The comments or the situation? I wonder.
“I’ll meet you at the Starbucks,” she says.
“Which one?” There’s a Starbucks on every corner in downtown Chicago.
“I don’t know,” she says. “Just keep Starbucking along until you find me.”
“Okay,” I yell back. “And don’t look this way when you leave the condo.
I wait a few seconds, and hear, “Oh, gross!”
Nobody listens to me.
CHAPTER 10
I find Tiffany in the third Starbucks I visit.
“Tiffany, why don’t you go home and take a beauty rest?” I suggest. “Or whatever will make you feel better.”
“My vision was a life-changing event, Mr. Sherlock.”
“I wouldn’t be so sure.”
“My entire existence passed before my eyes,” she reminds me.
“Maybe not, Tiffany. Drugs can do funny things to your system. They could have flipped some switch in your brain and caused a hallucination.”
“No way,” she says, “The powers of the universe are telling me I have to change.”
“How?”
“I’m not sure.”
I try to think this through, although there’s not much here to think through. “So, you might want to become less selfish and self-centered?”

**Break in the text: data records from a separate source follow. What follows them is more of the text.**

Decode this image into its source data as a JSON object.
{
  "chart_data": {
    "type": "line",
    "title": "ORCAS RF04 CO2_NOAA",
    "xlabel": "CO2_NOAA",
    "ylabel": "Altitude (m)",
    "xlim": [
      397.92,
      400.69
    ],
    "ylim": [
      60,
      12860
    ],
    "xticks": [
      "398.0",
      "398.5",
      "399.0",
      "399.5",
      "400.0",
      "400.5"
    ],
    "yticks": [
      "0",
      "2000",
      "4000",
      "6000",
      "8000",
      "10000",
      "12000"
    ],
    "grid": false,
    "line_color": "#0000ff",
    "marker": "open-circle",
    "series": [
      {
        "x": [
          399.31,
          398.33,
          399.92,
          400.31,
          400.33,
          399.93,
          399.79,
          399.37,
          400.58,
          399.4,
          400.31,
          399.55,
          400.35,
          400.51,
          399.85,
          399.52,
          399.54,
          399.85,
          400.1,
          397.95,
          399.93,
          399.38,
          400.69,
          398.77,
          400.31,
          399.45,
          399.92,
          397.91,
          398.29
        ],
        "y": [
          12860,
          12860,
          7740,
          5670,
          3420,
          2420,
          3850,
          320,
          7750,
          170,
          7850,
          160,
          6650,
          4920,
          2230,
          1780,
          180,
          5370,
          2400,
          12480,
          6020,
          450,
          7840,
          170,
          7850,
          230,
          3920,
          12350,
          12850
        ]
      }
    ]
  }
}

Her face snaps toward me, as she asks, “You think I’m selfish and self-centered?”
“No.”
“Then what made you say that?”
“I was just repeating what you told me before, Tiffany.”
“That’s not what it sounded like to me,” she quips quickly. “You think I’m as bad as Alix Fromound.”
“No, I don’t.”
“Yes, you do,” she says. “You just said it.”
“No, I didn’t.” I can’t win here. I should quit while I’m only this far behind.
“You’re not helping, Mr. Sherlock.”
“But I’m trying.”
Tiffany grips her head with both hands, gives a poor rendition of Edvard Munch’s The Scream, and cries out, “The pain, the pain in my brain is almost unbearable.”